2) Cette même modernité économique, en suscitant un développement hypertrophique des égoïsmes individuels, a entraîné une dysharmonie sociale générale. Là où tous ne songent plus qu’à améliorer sans cesse leur situation, leurs gains, leur standing, leur confort, etc…, la tension sociale devient la norme, le succès de X ayant évidemment pour corollaire l’échec de Y. L’économisme, après avoir détruit l’animal logique, comme disait Aristote, détruit l’animal social, en le mettant, partout où il se répand, en guerre contre lui-même.

3) Enfin, l’économisme travaille sourdement contre l’autorité, perçue comme une gêne par les hédonistes, qui y voient la policière marginale d’un monde de l’échange ayant pour but de pouvoir s’en passer : c’est la fin (au sens technique du terme cette fois) de l’animal politique, après celle des deux autres.

Bref, il pourrait bien se faire que le refus collectif de la frugalité, signe de l’emprise sur l’occident du « troisième démon » évoqué à l’instant, conduise à une impasse généralisée, dont on ne pourrait dès lors sortir, ou plutôt essayer de sortir, que par des moyens froidement perçus comme artificiels. Le plus efficace d’entre eux ne serait-il pas la guerre rationnellement planifiée, permettant à un ordre social en déroute, voire proche de la consomption, de se refaire une apparence de santé ? En le suggérant à travers les lignes, le Rapport apporterait, à sa façon, sa pierre bien involontaire au soutien métaphysique de l’ordre qu’il détruit …

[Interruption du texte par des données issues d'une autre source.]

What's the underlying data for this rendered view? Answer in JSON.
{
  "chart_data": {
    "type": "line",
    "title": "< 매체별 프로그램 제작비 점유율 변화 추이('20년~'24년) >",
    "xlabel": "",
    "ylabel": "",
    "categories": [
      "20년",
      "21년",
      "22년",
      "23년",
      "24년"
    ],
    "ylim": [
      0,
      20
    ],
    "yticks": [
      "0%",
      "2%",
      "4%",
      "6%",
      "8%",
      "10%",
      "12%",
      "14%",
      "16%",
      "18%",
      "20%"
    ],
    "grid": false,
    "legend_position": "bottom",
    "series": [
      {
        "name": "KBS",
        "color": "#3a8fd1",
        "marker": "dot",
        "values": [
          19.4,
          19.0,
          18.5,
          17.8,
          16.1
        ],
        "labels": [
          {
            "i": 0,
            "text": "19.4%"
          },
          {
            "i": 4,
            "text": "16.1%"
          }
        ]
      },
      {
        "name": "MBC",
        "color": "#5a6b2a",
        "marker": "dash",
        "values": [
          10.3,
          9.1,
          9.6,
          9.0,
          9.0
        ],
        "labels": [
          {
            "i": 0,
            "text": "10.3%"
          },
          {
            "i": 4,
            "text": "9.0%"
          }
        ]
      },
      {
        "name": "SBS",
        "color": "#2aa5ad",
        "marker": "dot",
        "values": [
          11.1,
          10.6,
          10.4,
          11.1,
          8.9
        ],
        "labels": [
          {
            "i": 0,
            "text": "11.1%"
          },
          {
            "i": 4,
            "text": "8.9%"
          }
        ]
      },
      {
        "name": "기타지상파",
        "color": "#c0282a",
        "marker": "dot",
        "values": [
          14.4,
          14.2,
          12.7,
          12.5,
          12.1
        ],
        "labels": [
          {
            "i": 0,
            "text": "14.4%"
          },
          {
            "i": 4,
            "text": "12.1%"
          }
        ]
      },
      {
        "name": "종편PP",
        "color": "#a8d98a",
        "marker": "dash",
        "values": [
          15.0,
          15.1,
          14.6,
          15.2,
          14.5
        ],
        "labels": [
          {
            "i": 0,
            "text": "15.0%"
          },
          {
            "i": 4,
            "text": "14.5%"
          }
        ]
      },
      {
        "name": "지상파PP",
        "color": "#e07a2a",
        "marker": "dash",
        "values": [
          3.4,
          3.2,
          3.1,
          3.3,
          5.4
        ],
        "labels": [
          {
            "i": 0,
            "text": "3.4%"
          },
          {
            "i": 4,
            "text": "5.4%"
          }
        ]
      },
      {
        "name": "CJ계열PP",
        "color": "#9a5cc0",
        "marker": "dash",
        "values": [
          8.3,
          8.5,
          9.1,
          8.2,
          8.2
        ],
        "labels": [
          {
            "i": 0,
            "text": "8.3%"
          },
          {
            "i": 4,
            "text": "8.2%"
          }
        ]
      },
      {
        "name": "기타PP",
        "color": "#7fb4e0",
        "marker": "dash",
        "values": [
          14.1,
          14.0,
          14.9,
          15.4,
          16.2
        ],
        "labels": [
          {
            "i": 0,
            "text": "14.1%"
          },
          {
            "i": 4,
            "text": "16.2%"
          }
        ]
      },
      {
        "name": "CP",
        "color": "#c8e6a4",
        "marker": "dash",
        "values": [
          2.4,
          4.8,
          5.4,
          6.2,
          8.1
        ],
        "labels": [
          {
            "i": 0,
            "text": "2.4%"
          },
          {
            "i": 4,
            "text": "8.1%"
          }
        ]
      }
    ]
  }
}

Ainsi, sans doute, le thomisme n’avait-il pas tort d’affirmer que l’ « amor habendi », en apparence la plus anodine des trois concupiscences, est en réalité la plus dangereuse. Moins peccamineuse que l’orgueil, elle fait finalement plus de mal que lui. A raison de la participation massive que sa médiocrité même autorise, elle est peut-être l’agent destructeur numéro un d’une civilisation.


* Désidérabilité. Terme créé par Vilfredo Pareto pour désigner ce qu’on appelle parfois la « valeur d’usage » d’un bien économique. L’ophélimité s’oppose à « l’utilité », qui suppose un jugement de valeur objectif, en ce qu’elle répond au seul désir d’un individu donné (que ce désir soit sain ou pathologique, juste ou injuste, etc.).